Impermanence (Part 1)

In principle, everything that is on the cloud will stay there forever unless of course its data centre burns down OVHcloud data centre fire.

Hence paper-based storage may still be relevant to some extent, unless (again) if there is flooding or earthquake or fire (or human negligence) destroys these documents. Same case as the data centre. It could equally be damaged by natural disasters.

I watched a movie called The Book of Eli once, about a man (Eli, played by actor Densel Washington) who had memorised the Bible. When the Bible was completely destroyed he was able to recite it from memory, for another man to re-write the content. Muslims have this practice too, there are many "hafiz" around the world, who holds the Quran's words in their hearts and minds.

What is my point? 
- Nothing is permanent.
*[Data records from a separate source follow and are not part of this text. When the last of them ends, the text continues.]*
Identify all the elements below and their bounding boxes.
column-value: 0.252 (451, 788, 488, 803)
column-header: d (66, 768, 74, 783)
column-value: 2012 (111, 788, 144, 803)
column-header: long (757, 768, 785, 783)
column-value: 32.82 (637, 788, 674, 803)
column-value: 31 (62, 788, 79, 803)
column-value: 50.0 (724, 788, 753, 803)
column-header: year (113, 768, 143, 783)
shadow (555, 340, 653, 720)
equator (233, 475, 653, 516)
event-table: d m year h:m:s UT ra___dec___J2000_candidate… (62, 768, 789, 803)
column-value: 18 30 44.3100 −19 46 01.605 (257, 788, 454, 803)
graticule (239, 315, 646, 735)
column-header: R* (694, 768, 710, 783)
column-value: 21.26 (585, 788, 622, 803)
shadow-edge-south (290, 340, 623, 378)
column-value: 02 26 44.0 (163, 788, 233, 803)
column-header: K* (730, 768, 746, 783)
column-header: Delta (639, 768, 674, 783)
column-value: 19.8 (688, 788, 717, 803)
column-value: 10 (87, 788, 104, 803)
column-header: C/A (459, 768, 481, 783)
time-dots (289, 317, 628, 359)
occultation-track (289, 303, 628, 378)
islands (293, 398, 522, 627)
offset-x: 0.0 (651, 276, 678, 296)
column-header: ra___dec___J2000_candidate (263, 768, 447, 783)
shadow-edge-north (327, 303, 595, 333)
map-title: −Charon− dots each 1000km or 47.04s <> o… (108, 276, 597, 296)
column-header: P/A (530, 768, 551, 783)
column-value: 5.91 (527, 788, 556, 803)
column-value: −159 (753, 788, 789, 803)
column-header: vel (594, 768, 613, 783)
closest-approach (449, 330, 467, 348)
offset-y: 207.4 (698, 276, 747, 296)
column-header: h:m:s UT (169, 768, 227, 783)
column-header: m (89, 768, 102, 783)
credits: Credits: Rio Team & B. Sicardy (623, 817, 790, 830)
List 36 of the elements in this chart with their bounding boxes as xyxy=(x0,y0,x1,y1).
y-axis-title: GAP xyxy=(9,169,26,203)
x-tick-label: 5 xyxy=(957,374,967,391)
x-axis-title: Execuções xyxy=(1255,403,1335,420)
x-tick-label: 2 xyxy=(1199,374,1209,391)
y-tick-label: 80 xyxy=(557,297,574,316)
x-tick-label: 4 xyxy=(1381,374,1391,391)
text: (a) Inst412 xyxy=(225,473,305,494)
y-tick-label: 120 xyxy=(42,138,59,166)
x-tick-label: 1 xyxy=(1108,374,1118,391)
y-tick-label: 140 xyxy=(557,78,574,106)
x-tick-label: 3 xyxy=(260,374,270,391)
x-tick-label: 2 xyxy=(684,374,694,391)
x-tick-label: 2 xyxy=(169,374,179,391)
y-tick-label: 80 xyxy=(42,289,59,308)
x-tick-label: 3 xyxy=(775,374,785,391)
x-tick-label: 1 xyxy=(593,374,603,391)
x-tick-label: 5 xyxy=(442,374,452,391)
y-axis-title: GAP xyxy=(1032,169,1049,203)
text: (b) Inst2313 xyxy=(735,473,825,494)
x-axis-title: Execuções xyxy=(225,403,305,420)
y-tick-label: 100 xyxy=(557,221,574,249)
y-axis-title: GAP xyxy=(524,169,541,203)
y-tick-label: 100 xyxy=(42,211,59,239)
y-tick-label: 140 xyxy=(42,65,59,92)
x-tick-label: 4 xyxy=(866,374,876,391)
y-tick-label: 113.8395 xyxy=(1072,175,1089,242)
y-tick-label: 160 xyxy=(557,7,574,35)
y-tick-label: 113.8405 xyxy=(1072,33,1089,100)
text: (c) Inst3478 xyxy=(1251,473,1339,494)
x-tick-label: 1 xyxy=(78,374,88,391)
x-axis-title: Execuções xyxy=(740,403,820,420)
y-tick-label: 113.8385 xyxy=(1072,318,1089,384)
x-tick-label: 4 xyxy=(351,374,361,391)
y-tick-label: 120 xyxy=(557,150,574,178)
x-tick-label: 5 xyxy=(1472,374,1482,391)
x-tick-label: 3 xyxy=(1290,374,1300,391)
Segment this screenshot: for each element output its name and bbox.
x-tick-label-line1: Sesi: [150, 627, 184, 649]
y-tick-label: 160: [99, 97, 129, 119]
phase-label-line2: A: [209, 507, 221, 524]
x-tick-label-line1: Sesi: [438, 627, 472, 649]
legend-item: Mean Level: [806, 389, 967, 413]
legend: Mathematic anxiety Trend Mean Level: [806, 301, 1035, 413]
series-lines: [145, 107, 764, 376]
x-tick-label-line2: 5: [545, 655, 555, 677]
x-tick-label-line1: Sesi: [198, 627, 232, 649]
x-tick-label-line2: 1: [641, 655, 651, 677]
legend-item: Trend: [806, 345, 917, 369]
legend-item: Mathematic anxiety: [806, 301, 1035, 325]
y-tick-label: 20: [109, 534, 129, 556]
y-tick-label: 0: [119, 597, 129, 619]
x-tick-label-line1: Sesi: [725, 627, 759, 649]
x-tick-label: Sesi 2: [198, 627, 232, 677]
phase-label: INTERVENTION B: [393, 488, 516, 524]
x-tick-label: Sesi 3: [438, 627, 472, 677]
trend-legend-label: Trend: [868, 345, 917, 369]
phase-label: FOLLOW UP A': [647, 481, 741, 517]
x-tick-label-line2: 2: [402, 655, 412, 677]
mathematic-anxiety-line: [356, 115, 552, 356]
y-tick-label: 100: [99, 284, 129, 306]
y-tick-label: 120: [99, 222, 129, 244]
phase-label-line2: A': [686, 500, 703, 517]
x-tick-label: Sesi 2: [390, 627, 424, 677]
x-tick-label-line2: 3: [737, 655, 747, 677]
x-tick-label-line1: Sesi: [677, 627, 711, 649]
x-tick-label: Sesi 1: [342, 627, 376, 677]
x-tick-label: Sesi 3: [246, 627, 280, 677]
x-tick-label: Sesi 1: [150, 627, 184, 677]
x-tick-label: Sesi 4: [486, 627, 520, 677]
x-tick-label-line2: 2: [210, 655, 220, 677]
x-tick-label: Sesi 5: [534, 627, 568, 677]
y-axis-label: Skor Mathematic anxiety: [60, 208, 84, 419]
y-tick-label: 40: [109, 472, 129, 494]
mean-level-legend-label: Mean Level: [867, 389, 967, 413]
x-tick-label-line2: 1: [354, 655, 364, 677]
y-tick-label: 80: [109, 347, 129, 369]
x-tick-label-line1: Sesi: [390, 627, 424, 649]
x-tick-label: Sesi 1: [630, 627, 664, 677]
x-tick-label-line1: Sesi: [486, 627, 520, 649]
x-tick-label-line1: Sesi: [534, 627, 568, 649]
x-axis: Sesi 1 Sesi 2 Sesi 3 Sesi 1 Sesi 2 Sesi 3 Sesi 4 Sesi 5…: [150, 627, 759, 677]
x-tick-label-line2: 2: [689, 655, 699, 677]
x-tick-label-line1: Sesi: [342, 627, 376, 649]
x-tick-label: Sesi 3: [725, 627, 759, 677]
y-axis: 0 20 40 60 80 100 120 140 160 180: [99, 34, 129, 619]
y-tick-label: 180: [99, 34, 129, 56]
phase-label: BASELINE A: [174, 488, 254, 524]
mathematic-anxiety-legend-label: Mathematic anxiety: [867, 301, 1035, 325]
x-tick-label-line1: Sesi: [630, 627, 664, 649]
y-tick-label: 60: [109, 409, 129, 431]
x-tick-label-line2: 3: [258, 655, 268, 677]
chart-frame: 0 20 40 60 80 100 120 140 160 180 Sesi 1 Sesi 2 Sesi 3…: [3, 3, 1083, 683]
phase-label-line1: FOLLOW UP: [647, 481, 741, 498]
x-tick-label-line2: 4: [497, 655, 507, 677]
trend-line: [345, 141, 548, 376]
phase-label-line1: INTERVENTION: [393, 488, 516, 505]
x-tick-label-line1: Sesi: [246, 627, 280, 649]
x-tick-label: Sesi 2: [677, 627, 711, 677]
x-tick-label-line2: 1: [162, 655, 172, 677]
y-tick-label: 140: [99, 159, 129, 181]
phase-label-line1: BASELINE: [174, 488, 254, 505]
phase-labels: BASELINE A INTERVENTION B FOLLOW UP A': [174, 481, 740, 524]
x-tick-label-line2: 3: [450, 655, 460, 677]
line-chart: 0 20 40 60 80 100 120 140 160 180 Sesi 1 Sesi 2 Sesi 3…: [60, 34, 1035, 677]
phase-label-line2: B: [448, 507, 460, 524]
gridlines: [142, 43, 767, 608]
Cloud storage may theoretically last a longer time than human memory, but is threatened when natural (or unnatural) disasters occur.
- Humans can be reliable when we have to be. We transferred much data to the cloud because our brains and documents cannot hold massive volumes of everything, but if we work together we could piece together knowledge

Incidentally data centres are less environmentally friendly compared to humans. They just get too hot and may combust, like the story presented in the news report. Sweden, for one, is taking the initiative of using heat from the data centres to heat homes Making use of data centre heat.

The only permanent entity is the Almighty Creator, and to Him we shall return.